Background/Aim Since the introduction of laparoscopy for liver resection in the 1990s, the performance of laparoscopic liver resection (LLR) has been steadily increasing. However, there is currently no data on the extent to which laparoscopy is used for liver resection. Herein, we investigated the extent to which laparoscopy is performed in liver resection and sought to determine whether surgeons prefer laparoscopy or laparotomy in the posterosuperior (PS) segment.
Methods For this retrospective observational study, we enrolled patients who had undergone liver resection at the Samsung Medical Center between January 2020 and December 2021. The proportion of LLR in liver resection was calculated, and the incidence and causes of open conversion were investigated.
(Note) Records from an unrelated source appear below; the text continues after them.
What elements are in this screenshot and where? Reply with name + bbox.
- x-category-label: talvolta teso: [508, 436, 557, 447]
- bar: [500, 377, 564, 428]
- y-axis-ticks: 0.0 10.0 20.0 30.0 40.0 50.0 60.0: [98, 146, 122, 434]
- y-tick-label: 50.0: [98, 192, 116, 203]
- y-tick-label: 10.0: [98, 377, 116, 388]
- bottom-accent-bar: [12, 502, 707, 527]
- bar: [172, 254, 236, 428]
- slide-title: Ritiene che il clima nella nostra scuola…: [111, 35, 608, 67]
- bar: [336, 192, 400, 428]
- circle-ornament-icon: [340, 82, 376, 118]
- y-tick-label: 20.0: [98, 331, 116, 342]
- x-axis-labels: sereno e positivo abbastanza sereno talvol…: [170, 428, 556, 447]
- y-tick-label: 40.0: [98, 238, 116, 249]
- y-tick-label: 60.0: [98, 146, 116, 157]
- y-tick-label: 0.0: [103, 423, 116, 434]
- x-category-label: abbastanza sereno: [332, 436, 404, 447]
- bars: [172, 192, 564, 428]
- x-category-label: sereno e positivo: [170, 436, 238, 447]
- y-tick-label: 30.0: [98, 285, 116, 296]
Results A total of 1,095 patients were included in this study. LLR accounted for 79% of the total liver resections. The percentage of previous hepatectomy (16.2% vs. 5.9%, P<0.001) and maximum tumor size (median 4.8 vs. 2.8, P<0.001) were higher in the open liver resection (OLR) group. Subgroup analysis revealed that tumor size (median 6.3 vs. 2.9, P<0.001) and surgical extent (P<0.001) in the OLR group were larger than those in the LLR group. The most common cause of open conversion (OC) was adhesion (57%), and all OC patients had tumors in the PS.
Conclusions We investigated the recent preference of practical surgeons in liver resection, and found that surgeons preferred OLR to LLR when treating a large tumor located in the PS.